I understand the math. I know what the op was trying to say. But they worded it wrong. The 2nd riddle is the same as the first.

2 comments

There are two separate things here. First, the premise of the riddle. Second, the procedure of the game show (as fictionalized within the riddle).

If "... and shows you a goat" is a part of the procedure of the game show, there is additional information imparted by the host's selection compared to the situation where "... and shows you a goat" is an artifact of the particular play through the game that is being described in the riddle and the procedure by which that situation was arrived at did not incorporate knowledge of where the car was.

The question is phrased ad-hoc. We know the host picked a goat in both scenarios. Decision time. Do we switch or no? It didn't ask: "On an infinite timeline where the host might not always pick the goat, should we switch and if so when?" Which I think is what op was trying to say.
It matters why the host picked the goat. (Or, more precisely, what the odds were of him doing otherwise when he picked). That we're looking at a goat doesn't tell us everything.

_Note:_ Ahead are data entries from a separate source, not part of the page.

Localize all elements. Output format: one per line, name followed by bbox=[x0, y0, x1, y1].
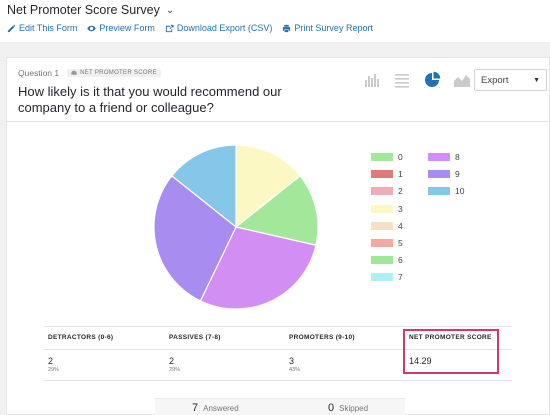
edit-form-link[interactable]: Edit This Form bbox=[7, 23, 77, 33]
legend-item-7[interactable]: 7 bbox=[371, 272, 403, 282]
legend-item-3[interactable]: 3 bbox=[371, 204, 403, 214]
legend-swatch bbox=[371, 187, 393, 196]
nps-value: 14.29 bbox=[409, 356, 432, 366]
preview-form-link[interactable]: Preview Form bbox=[87, 23, 155, 33]
passives-count: 2 bbox=[169, 356, 175, 366]
legend-item-0[interactable]: 0 bbox=[371, 152, 403, 162]
question-type-badge: NET PROMOTER SCORE bbox=[67, 69, 161, 77]
bar-chart-icon[interactable] bbox=[363, 71, 381, 89]
legend-swatch bbox=[428, 153, 450, 161]
export-label: Export bbox=[481, 74, 509, 86]
gauge-icon bbox=[71, 70, 77, 75]
table-header-divider bbox=[44, 349, 512, 350]
pie-chart bbox=[153, 144, 319, 310]
answered-stat: 7 Answered bbox=[192, 402, 239, 414]
legend-label: 6 bbox=[398, 255, 403, 266]
form-title: Net Promoter Score Survey bbox=[7, 3, 160, 17]
legend-label: 10 bbox=[455, 186, 465, 197]
pie-slice-10[interactable] bbox=[171, 144, 237, 229]
legend-swatch bbox=[371, 153, 393, 161]
legend-label: 7 bbox=[398, 272, 403, 283]
download-export-label: Download Export (CSV) bbox=[176, 23, 273, 33]
nps-summary-table: DETRACTORS (0-6) 2 29% PASSIVES (7-8) 2 … bbox=[44, 326, 512, 381]
pie-chart-icon[interactable] bbox=[423, 71, 441, 89]
question-text: How likely is it that you would recommen… bbox=[18, 84, 282, 115]
page-header: Net Promoter Score Survey ⌄ Edit This Fo… bbox=[0, 0, 550, 42]
pie-slice-0[interactable] bbox=[234, 175, 319, 246]
legend-swatch bbox=[428, 187, 450, 196]
pie-slice-8[interactable] bbox=[199, 226, 317, 310]
legend-item-4[interactable]: 4 bbox=[371, 221, 403, 231]
passives-percent: 29% bbox=[169, 367, 181, 373]
divider bbox=[7, 121, 550, 122]
legend-item-6[interactable]: 6 bbox=[371, 255, 403, 265]
legend-swatch bbox=[428, 170, 450, 179]
skipped-label: Skipped bbox=[339, 404, 369, 413]
legend-label: 0 bbox=[398, 152, 403, 162]
legend-item-9[interactable]: 9 bbox=[428, 169, 460, 179]
legend-item-8[interactable]: 8 bbox=[428, 152, 460, 162]
detractors-header: DETRACTORS (0-6) bbox=[48, 334, 114, 341]
legend-label: 4 bbox=[398, 220, 403, 231]
pie-slice-9[interactable] bbox=[153, 175, 237, 302]
caret-down-icon: ▼ bbox=[533, 76, 540, 84]
legend-label: 3 bbox=[398, 203, 403, 214]
area-chart-icon[interactable] bbox=[453, 71, 471, 89]
question-card: Question 1 NET PROMOTER SCORE How likely… bbox=[6, 57, 550, 415]
form-title-dropdown[interactable]: Net Promoter Score Survey ⌄ bbox=[7, 2, 174, 18]
legend-swatch bbox=[371, 221, 393, 230]
response-stats: 7 Answered 0 Skipped bbox=[155, 398, 405, 415]
header-actions: Edit This Form Preview Form Download Exp… bbox=[7, 21, 373, 35]
legend-item-1[interactable]: 1 bbox=[371, 169, 403, 179]
legend-item-10[interactable]: 10 bbox=[428, 186, 464, 196]
legend-swatch bbox=[371, 204, 393, 213]
passives-header: PASSIVES (7-8) bbox=[169, 334, 221, 341]
promoters-count: 3 bbox=[289, 356, 295, 366]
legend-label: 8 bbox=[455, 152, 460, 162]
chevron-down-icon: ⌄ bbox=[165, 5, 175, 16]
detractors-count: 2 bbox=[48, 356, 54, 366]
promoters-header: PROMOTERS (9-10) bbox=[289, 334, 355, 341]
export-dropdown[interactable]: Export ▼ bbox=[474, 69, 547, 91]
list-icon[interactable] bbox=[393, 71, 411, 89]
skipped-stat: 0 Skipped bbox=[328, 402, 368, 414]
answered-label: Answered bbox=[203, 404, 239, 413]
pie-slice-3[interactable] bbox=[235, 144, 301, 229]
skipped-count: 0 bbox=[328, 402, 335, 414]
question-meta: Question 1 NET PROMOTER SCORE bbox=[18, 67, 161, 79]
legend-swatch bbox=[371, 239, 393, 247]
preview-form-label: Preview Form bbox=[99, 23, 155, 33]
export-icon bbox=[165, 24, 174, 32]
question-number: Question 1 bbox=[18, 68, 60, 78]
nps-header: NET PROMOTER SCORE bbox=[409, 334, 492, 341]
download-export-link[interactable]: Download Export (CSV) bbox=[165, 23, 273, 33]
answered-count: 7 bbox=[192, 402, 199, 414]
legend-swatch bbox=[371, 170, 393, 179]
promoters-percent: 43% bbox=[289, 367, 301, 373]
legend-label: 5 bbox=[398, 238, 403, 248]
legend-label: 9 bbox=[455, 169, 460, 180]
print-icon bbox=[283, 24, 291, 32]
legend-item-2[interactable]: 2 bbox=[371, 186, 403, 196]
eye-icon bbox=[87, 25, 97, 31]
detractors-percent: 29% bbox=[48, 367, 60, 373]
question-type-label: NET PROMOTER SCORE bbox=[80, 70, 157, 76]
legend-label: 1 bbox=[398, 169, 403, 180]
pencil-icon bbox=[7, 24, 16, 32]
chart-type-switcher bbox=[363, 71, 471, 89]
print-report-label: Print Survey Report bbox=[294, 23, 373, 33]
edit-form-label: Edit This Form bbox=[19, 23, 78, 33]
legend-swatch bbox=[371, 256, 393, 265]
legend-swatch bbox=[371, 273, 393, 282]
legend-label: 2 bbox=[398, 186, 403, 197]
print-report-link[interactable]: Print Survey Report bbox=[282, 23, 373, 33]
legend-item-5[interactable]: 5 bbox=[371, 238, 403, 248]
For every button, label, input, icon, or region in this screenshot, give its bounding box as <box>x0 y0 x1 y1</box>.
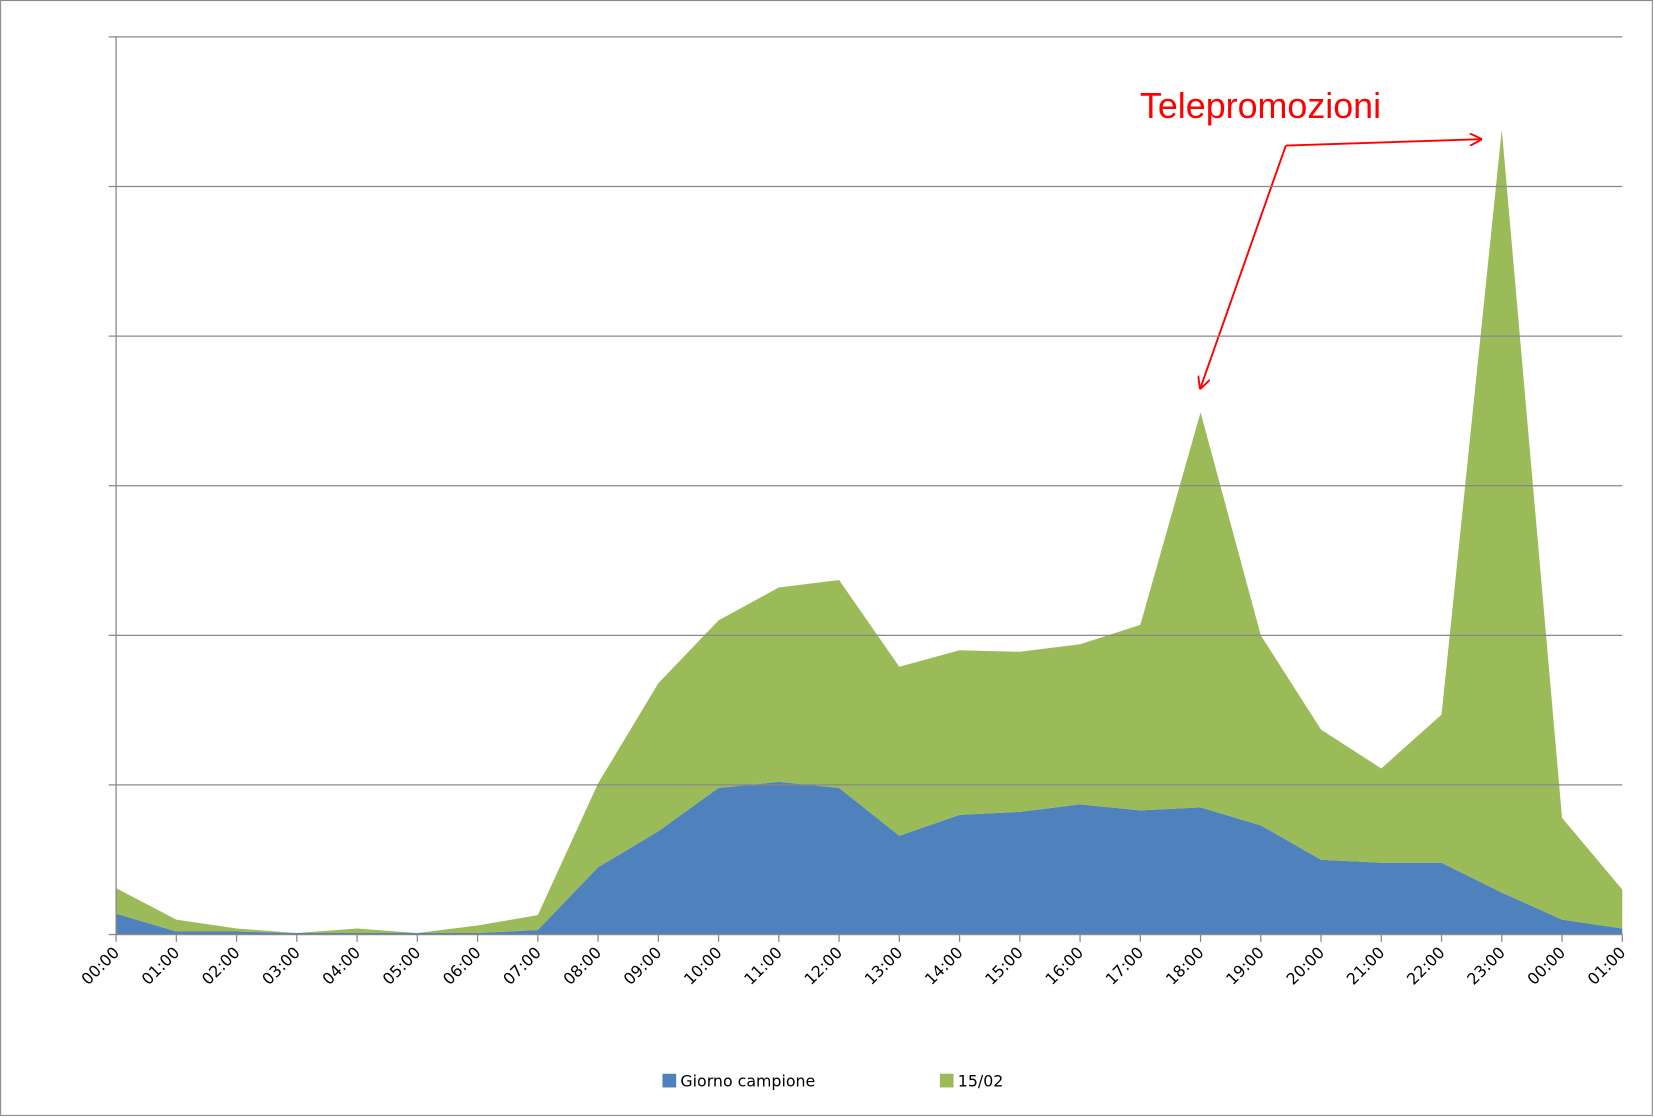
legend-label: Giorno campione <box>680 1071 815 1090</box>
annotation-arrow <box>1285 139 1481 147</box>
area <box>116 129 1623 934</box>
plot-area <box>116 129 1623 935</box>
legend-label: 15/02 <box>958 1071 1004 1090</box>
legend-swatch <box>662 1073 677 1088</box>
legend-swatch <box>939 1073 954 1088</box>
area <box>116 781 1623 935</box>
annotation: Telepromozioni <box>1140 86 1381 126</box>
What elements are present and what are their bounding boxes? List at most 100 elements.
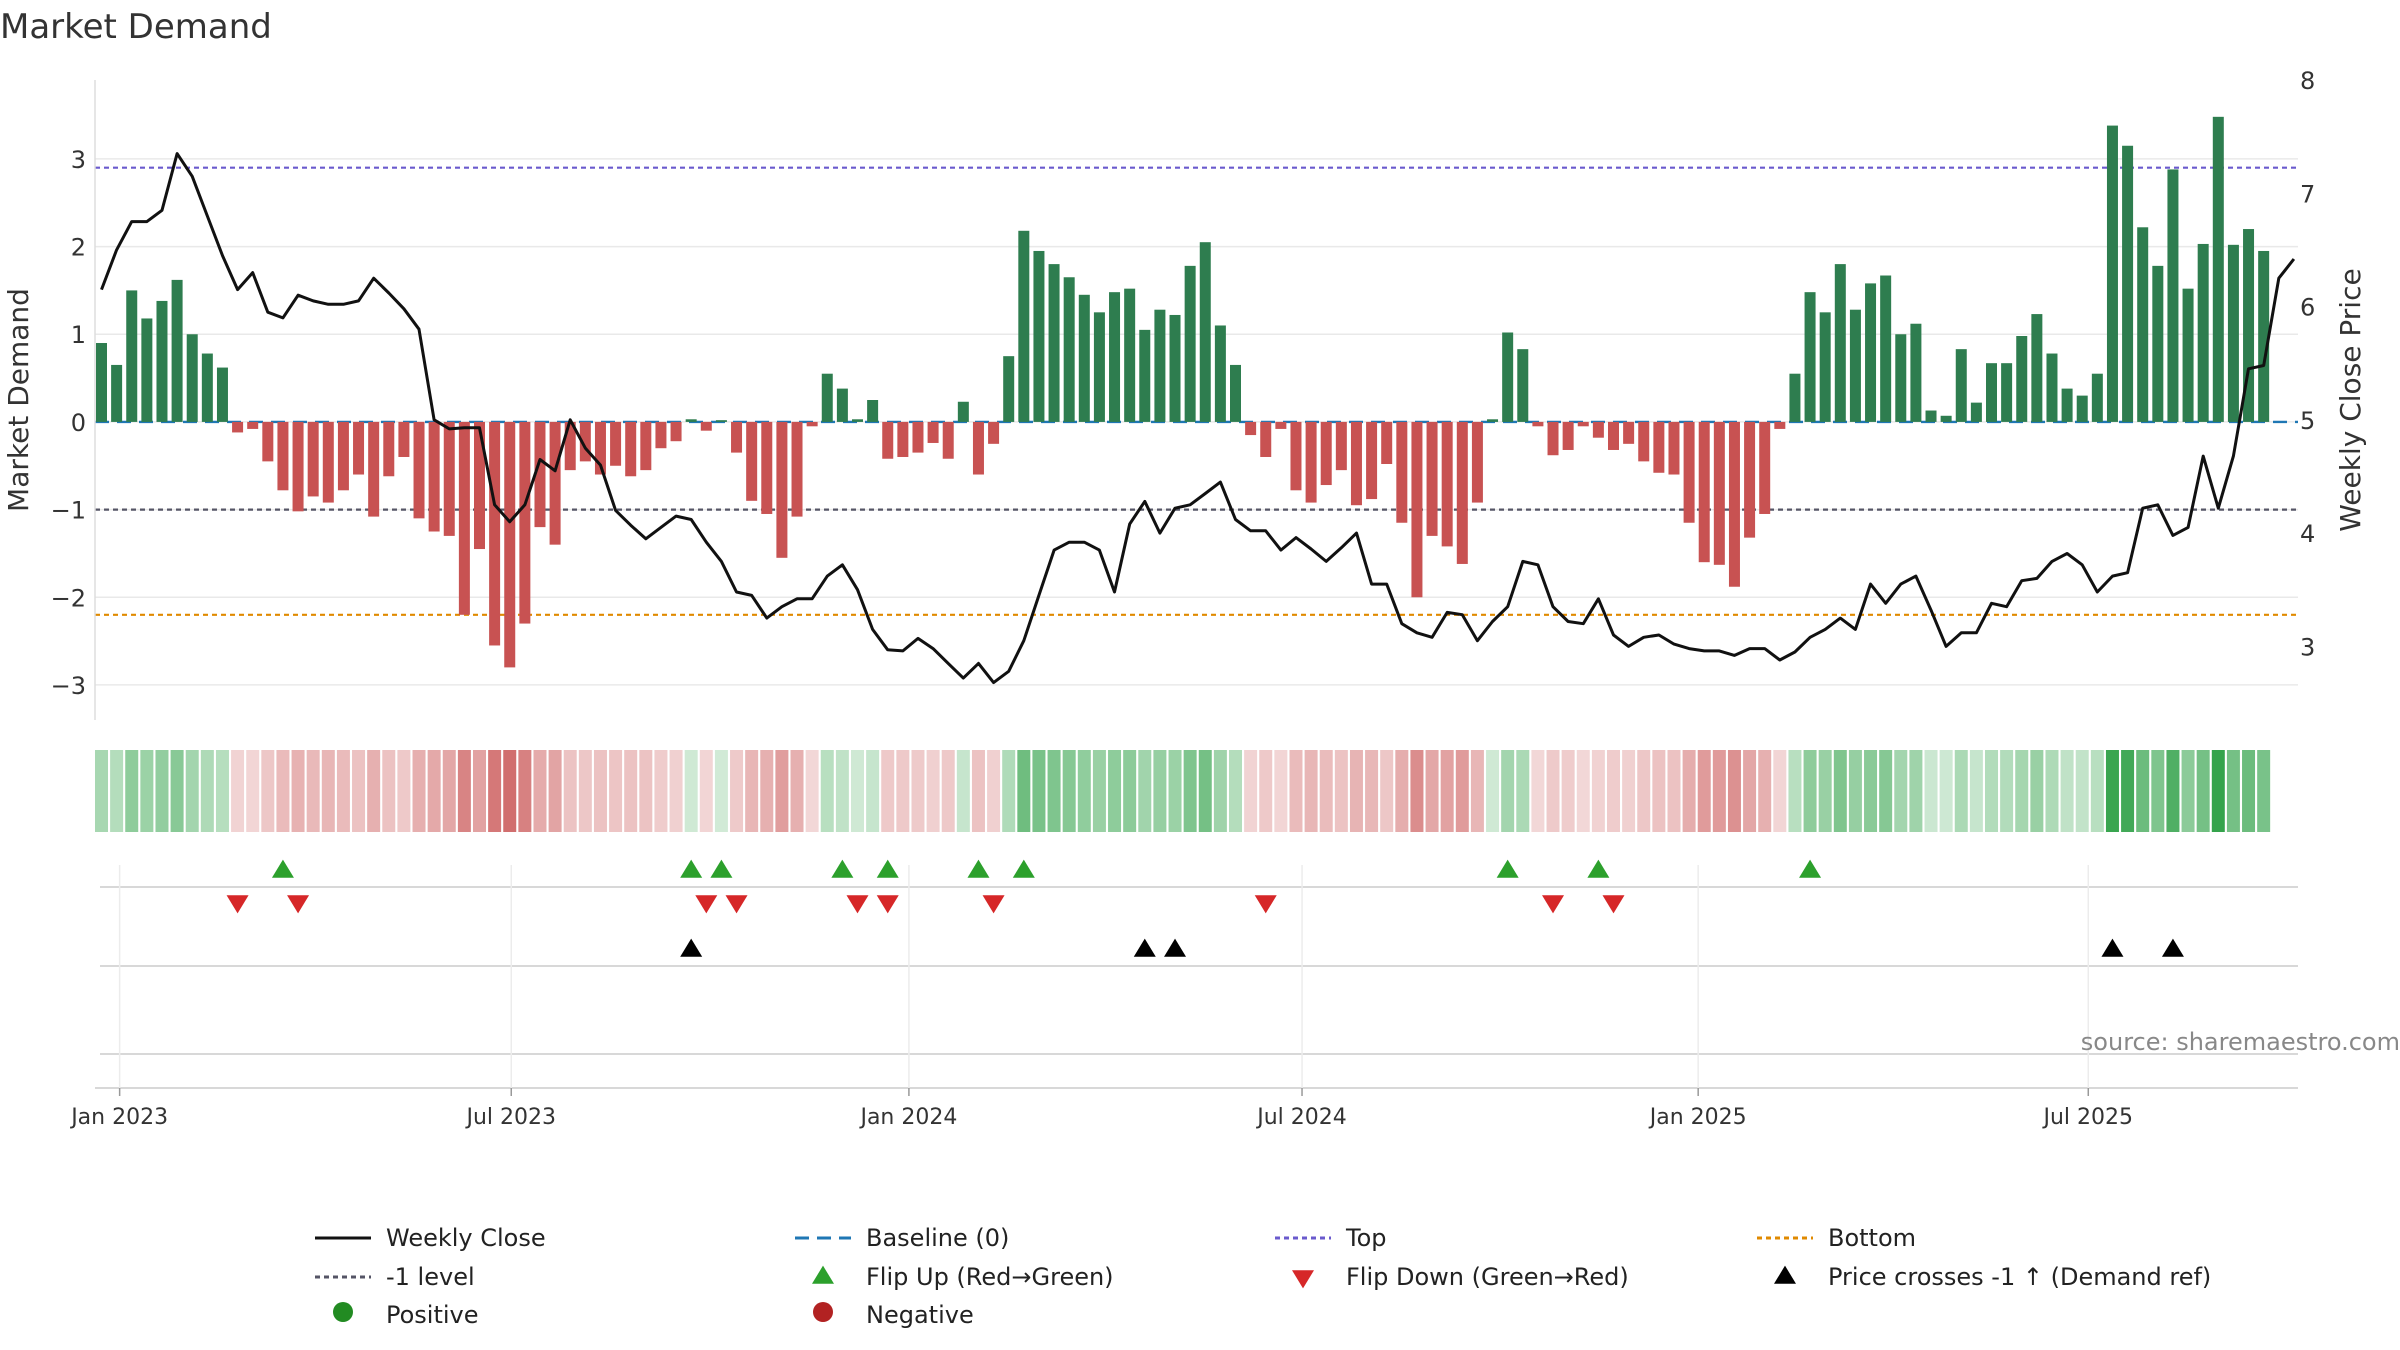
x-tick-label: Jan 2023 bbox=[69, 1105, 168, 1130]
flip-up-marker bbox=[1012, 859, 1035, 878]
demand-bar bbox=[2212, 116, 2224, 422]
demand-bar bbox=[655, 421, 667, 449]
demand-bar bbox=[96, 343, 107, 422]
heat-cell bbox=[215, 750, 229, 832]
y-tick-label: −3 bbox=[51, 672, 86, 700]
heat-cell bbox=[669, 750, 683, 832]
heat-cell bbox=[1546, 750, 1560, 832]
heat-cell bbox=[745, 750, 759, 832]
heat-cell bbox=[1108, 750, 1122, 832]
heat-cell bbox=[760, 750, 774, 832]
demand-bar bbox=[2243, 229, 2255, 422]
demand-bar bbox=[1426, 421, 1438, 536]
legend-label: Bottom bbox=[1828, 1224, 1916, 1252]
heat-cell bbox=[231, 750, 245, 832]
demand-bar bbox=[428, 421, 440, 532]
heat-cell bbox=[593, 750, 607, 832]
demand-bar bbox=[2197, 243, 2209, 422]
demand-bar bbox=[1199, 242, 1211, 422]
heat-cell bbox=[457, 750, 471, 832]
demand-bar bbox=[1184, 265, 1196, 422]
heat-cell bbox=[1879, 750, 1893, 832]
heat-cell bbox=[1712, 750, 1726, 832]
chart-title: Market Demand bbox=[0, 7, 272, 47]
flip-down-marker bbox=[725, 895, 748, 914]
demand-bar bbox=[1063, 277, 1075, 422]
price-cross-marker bbox=[2101, 938, 2124, 957]
flip-down-marker bbox=[1542, 895, 1565, 914]
demand-bar bbox=[171, 279, 183, 422]
demand-bar bbox=[1290, 421, 1302, 491]
heat-cell bbox=[306, 750, 320, 832]
x-tick-label: Jul 2023 bbox=[464, 1105, 556, 1130]
heat-cell bbox=[684, 750, 698, 832]
heat-cell bbox=[1092, 750, 1106, 832]
price-cross-marker bbox=[680, 938, 703, 957]
demand-bar bbox=[443, 421, 455, 536]
demand-bar bbox=[2031, 314, 2043, 422]
demand-bar bbox=[579, 421, 591, 462]
heat-cell bbox=[1304, 750, 1318, 832]
price-cross-marker bbox=[2161, 938, 2184, 957]
source-note: source: sharemaestro.com bbox=[2081, 1028, 2400, 1056]
demand-bar bbox=[2167, 169, 2179, 422]
demand-bar bbox=[277, 421, 289, 491]
demand-bar bbox=[1728, 421, 1740, 587]
demand-bar bbox=[307, 421, 319, 497]
demand-bar bbox=[534, 421, 546, 528]
flip-up-marker bbox=[710, 859, 733, 878]
heat-cell bbox=[714, 750, 728, 832]
heat-cell bbox=[2000, 750, 2014, 832]
heat-cell bbox=[881, 750, 895, 832]
demand-bar bbox=[126, 290, 138, 422]
demand-bar bbox=[912, 421, 924, 453]
heat-cell bbox=[896, 750, 910, 832]
flip-up-marker bbox=[1587, 859, 1610, 878]
demand-bars bbox=[96, 116, 2270, 668]
demand-bar bbox=[1214, 325, 1226, 422]
heat-cell bbox=[276, 750, 290, 832]
demand-bar bbox=[1774, 421, 1786, 429]
reference-lines bbox=[95, 166, 2298, 616]
demand-bar bbox=[1562, 421, 1574, 450]
heat-cell bbox=[941, 750, 955, 832]
demand-bar bbox=[1713, 421, 1725, 565]
heat-cell bbox=[956, 750, 970, 832]
y2-tick-label: 7 bbox=[2300, 180, 2315, 208]
demand-bar bbox=[2152, 265, 2164, 422]
demand-bar bbox=[1366, 421, 1378, 500]
legend-triangle-up-icon bbox=[1774, 1265, 1796, 1284]
heat-cell bbox=[851, 750, 864, 832]
weekly-close-line bbox=[100, 152, 2296, 685]
y-tick-label: 0 bbox=[71, 409, 86, 437]
heat-cell bbox=[1002, 750, 1016, 832]
demand-bar bbox=[2258, 250, 2270, 422]
y-axis-label: Market Demand bbox=[2, 288, 35, 512]
flip-down-marker bbox=[982, 895, 1005, 914]
demand-bar bbox=[1003, 356, 1015, 422]
heat-cell bbox=[1168, 750, 1182, 832]
heat-cell bbox=[624, 750, 638, 832]
heat-cell bbox=[367, 750, 381, 832]
demand-bar bbox=[1230, 364, 1241, 422]
heat-cell bbox=[397, 750, 411, 832]
heat-cell bbox=[730, 750, 744, 832]
demand-bar bbox=[1018, 230, 1030, 422]
heat-cell bbox=[321, 750, 335, 832]
heat-cell bbox=[1697, 750, 1711, 832]
demand-bar bbox=[1819, 312, 1831, 422]
demand-bar bbox=[1456, 421, 1468, 564]
demand-bar bbox=[1804, 292, 1816, 422]
y-tick-label: 2 bbox=[71, 234, 86, 262]
legend-label: Baseline (0) bbox=[866, 1224, 1009, 1252]
axes: 3 2 1 0 −1 −2 −3 8 7 6 5 4 3 bbox=[51, 67, 2315, 720]
demand-bar bbox=[1532, 421, 1544, 427]
heat-cell bbox=[1833, 750, 1847, 832]
legend-item: Negative bbox=[813, 1301, 974, 1329]
demand-bar bbox=[1668, 421, 1680, 475]
heat-cell bbox=[609, 750, 623, 832]
demand-bar bbox=[216, 367, 228, 422]
heat-cell bbox=[1062, 750, 1076, 832]
y-tick-label: 3 bbox=[71, 146, 86, 174]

Again, write the simulation. Either the switch strategy will win 2/3 of the time or 1/2 of the time, depending on how you write Monty. Only one of those approaches matches the results we saw IRL - Monty never revealed the car (so far as I'm aware) - but either is consistent with many phrasings of the question, and OP correctly specified the other case above.

you keep telling me to write a simulation. It won't matter. the code is the same for both questions since they are asking the same thing.
That's not true, but we'll pick it up under the code jayvanguard supplied.
No. Even in the case of a single trial, it matters.

If the host picks randomly, and the host picks a goat, and you switch, your odds of a car are 1/3, just as if you'd stuck. There's no point.

If the host always chooses a goat, and the host picks a goat, and you switch, your odds are 2/3 in favor of now having a car. You should always switch.

Intuition suggests this. Statistics proves it. If you implement this in software, you will see it happening to you in black and white, right before your eyes.

"If the host picks randomly, and the host picks a goat, and you switch, your odds of a car are 1/3, just as if you'd stuck. There's no point."

1/2, once you see the goat. One of 1/3, 2/3, and 1/2 beforehand, depending on what happens when Monty shows a car: whether you automatically win, automatically lose, or start over from the top, respectively.

Right, to be clear, that's your total chance of walking away from the show with a car. Switching doesn't change it.
Right.
> The probability of the host showing a goat in both cases is 1.

Are you familiar with the concept of prior probability? The premise of the meta-riddle is that both hosts showed a goat, but one host could have not shown a goat. So there must be a difference in the information conveyed by that goat.

Again, there isn't anything special about this problem, it's just how probabilities work. Respectfully-- there are a number of different people trying to explain this to you in different ways, and you can verify it on Wikipedia. Are you positive you do understand the math?